На третий день, когда Кати парила ему ножки, мальчик казался апатичным, почти грустным. Он все закрывал глазки и зевал. Когда Кати стала вытирать ему ножки, он тяжело опустил ей голову на плечо.

— Сейчас, сейчас, — сказала она. — Сейчас пойдем баиньки… Сегодня он все время какой-то сонный, — обернулась она ко мне — я с беспокойством смотрел на сына — и постаралась беспечно улыбнуться.

— У тебя что-нибудь болит? — спросил я Петю, но в тоне моем звучала угроза: скажи, что нет, а то мне будет очень грустно! Меня ужасно пугали детские болезни.

— Головка немножко, — жалобно ответил Петя.

— Это все от насморка, дело известное, — сказала Кати. — Когда у меня насморк, я слепну и глохну.

Поздно вечером у Пети началась судорожная рвота. Его выворачивало наизнанку, он стонал, лобик у него прямо жегся. Я позвонил Мильде. Тот не очень охотно, но согласился приехать. Мы ведь были хорошими клиентами…

Он осмотрел ребенка, смерил ему температуру, внимательно заглянул в расширенные зрачки.

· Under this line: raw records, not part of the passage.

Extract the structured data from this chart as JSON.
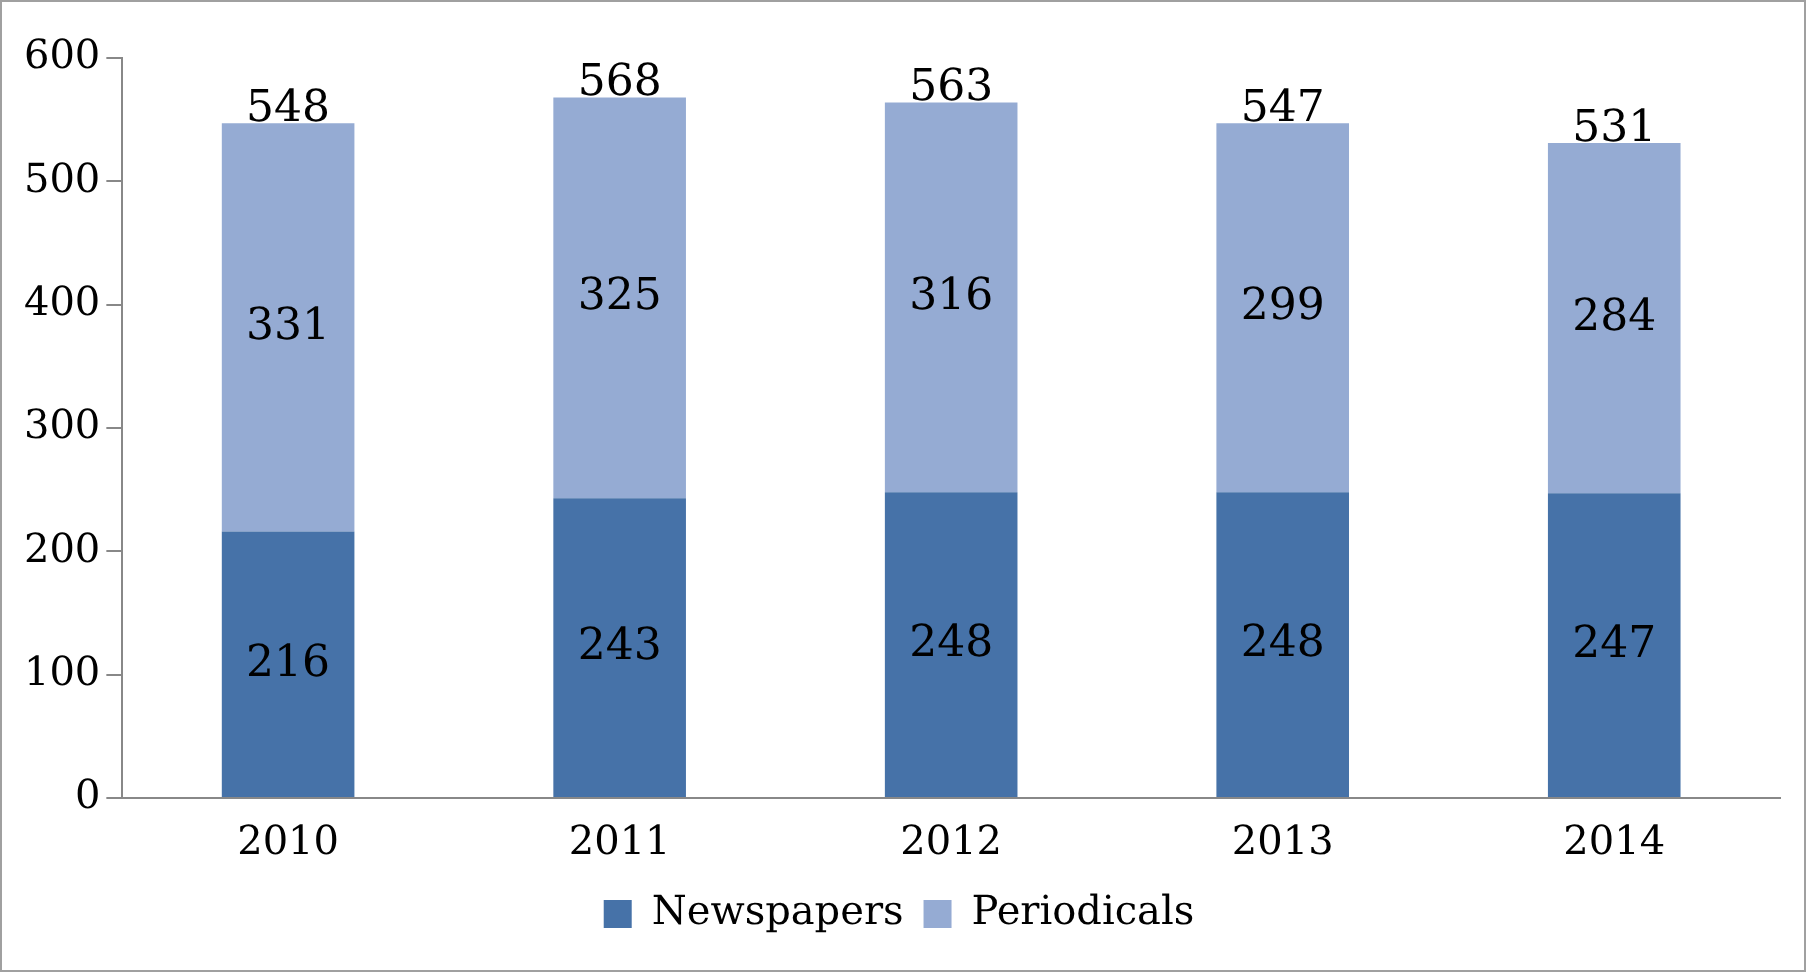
{
  "chart_data": {
    "type": "bar",
    "stacked": true,
    "categories": [
      "2010",
      "2011",
      "2012",
      "2013",
      "2014"
    ],
    "series": [
      {
        "name": "Newspapers",
        "color": "#4672a8",
        "values": [
          216,
          243,
          248,
          248,
          247
        ]
      },
      {
        "name": "Periodicals",
        "color": "#95abd3",
        "values": [
          331,
          325,
          316,
          299,
          284
        ]
      }
    ],
    "totals": [
      "548",
      "568",
      "563",
      "547",
      "531"
    ],
    "ylim": [
      0,
      600
    ],
    "yticks": [
      0,
      100,
      200,
      300,
      400,
      500,
      600
    ],
    "data_labels": true,
    "legend": "bottom"
  }
}
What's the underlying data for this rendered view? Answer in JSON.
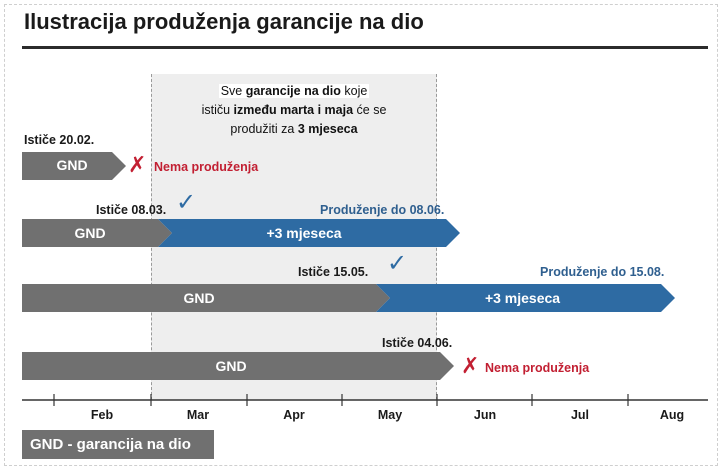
{
  "title": "Ilustracija produženja garancije na dio",
  "window_note": {
    "line1_a": "Sve ",
    "line1_b": "garancije na dio",
    "line1_c": " koje",
    "line2_a": "ističu ",
    "line2_b": "između marta i maja",
    "line2_c": " će se",
    "line3_a": "produžiti za ",
    "line3_b": "3 mjeseca"
  },
  "rows": [
    {
      "expiry_label": "Ističe 20.02.",
      "bar_label": "GND",
      "outcome": "Nema produženja",
      "icon": "cross-icon"
    },
    {
      "expiry_label": "Ističe 08.03.",
      "bar_label": "GND",
      "extension_label": "+3 mjeseca",
      "outcome": "Produženje do 08.06.",
      "icon": "check-icon"
    },
    {
      "expiry_label": "Ističe 15.05.",
      "bar_label": "GND",
      "extension_label": "+3 mjeseca",
      "outcome": "Produženje do 15.08.",
      "icon": "check-icon"
    },
    {
      "expiry_label": "Ističe 04.06.",
      "bar_label": "GND",
      "outcome": "Nema produženja",
      "icon": "cross-icon"
    }
  ],
  "months": [
    "Feb",
    "Mar",
    "Apr",
    "May",
    "Jun",
    "Jul",
    "Aug"
  ],
  "legend": "GND - garancija na dio",
  "colors": {
    "gnd_bar": "#707070",
    "extension_bar": "#2e6ba3",
    "no_extension": "#c21f32",
    "extension_text": "#2f5f8f",
    "window": "#eeeeee"
  }
}
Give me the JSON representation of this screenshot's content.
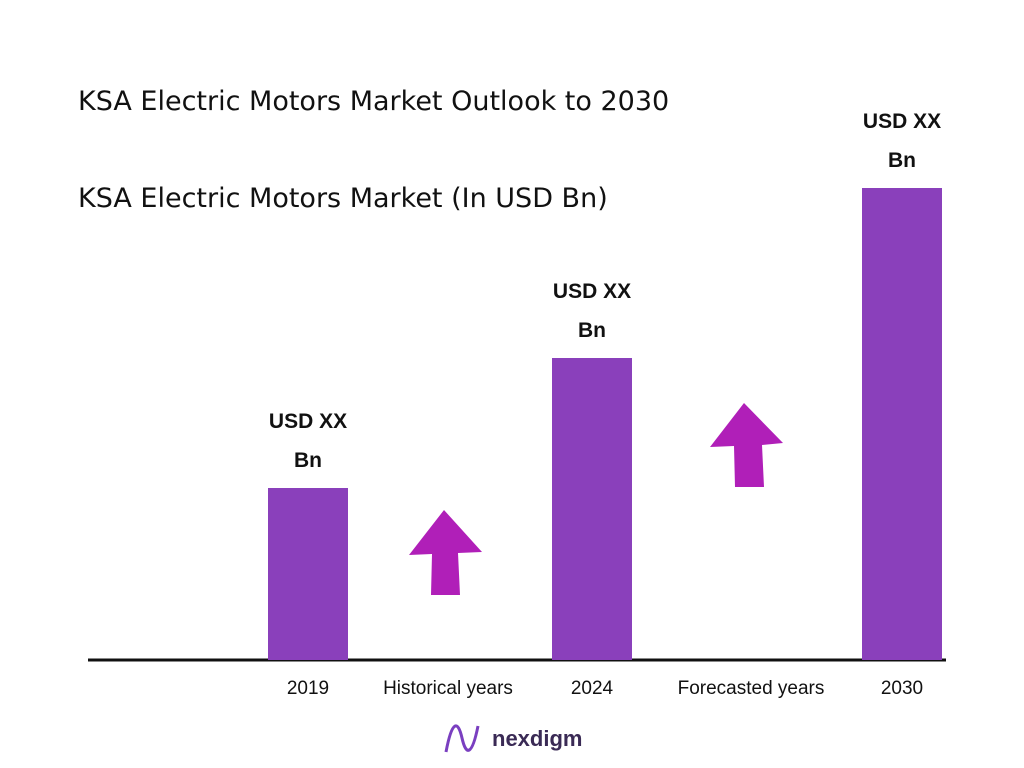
{
  "chart_data": {
    "type": "bar",
    "title": "KSA Electric Motors Market Outlook to 2030",
    "subtitle": "KSA Electric Motors Market (In USD Bn)",
    "categories": [
      "2019",
      "2024",
      "2030"
    ],
    "values": [
      1.72,
      3.02,
      4.72
    ],
    "value_labels": [
      "USD XX Bn",
      "USD XX Bn",
      "USD XX Bn"
    ],
    "color": "#8a40bb",
    "ylim": [
      0,
      4.8
    ],
    "annotations": [
      "Historical years",
      "Forecasted years"
    ]
  },
  "logo": "nexdigm"
}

Под конец заявил, что так и знал — приезжать было незачем, повышение температуры показывает только, что к насморку прибавились неожиданные осложнения, но даже если б это было что-нибудь серьезное, он, Мильде, при всем желании не может поставить диагноз, потому что все еще в самом зачатке.

— Я приеду завтра утром, — обещал он. — Тогда посмотрим, на что это похоже. Может быть, мальчик просто съел что-нибудь и температура — от желудка.

Кати с возмущением заявила, что не давала ребенку ничего такого, чего бы он не мог переварить. Она строго придерживается режима. Мильде только плечами пожал и усмехнулся.

Утром рвота повторилась, хотя желудок был почти пуст, Теперь это были, в сущности, какие-то судороги, ребенок так и корчился. Я позвонил на завод Чермаку, что сегодня не приеду, и с нетерпением стал ждать доктора.

Тот приехал неожиданно рано и при осмотре был подозрительно серьезен и молчалив. Он поднес обессиленное тельце ближе к свету, вглядывался в тоскливо-неподвижные зрачки. Напрасно прощупывал он брюшную полость, тщетно искал причину болезни в миндалинах. Нигде ни следа инфекции. Мильде стал насвистывать про себя. И ничего не говорил. Молча сел к столу писать рецепты.

— Чего вы опасаетесь? — осторожно спросил я.

— Врачи не опасаются, врачи лечат.

— Чем болен Петя?

— Честно говоря, еще не знаю. Прошу вас, имейте терпение. Я ничего от вас не скрою, как только буду вправе ответить. И не бойтесь — я ничего не упущу.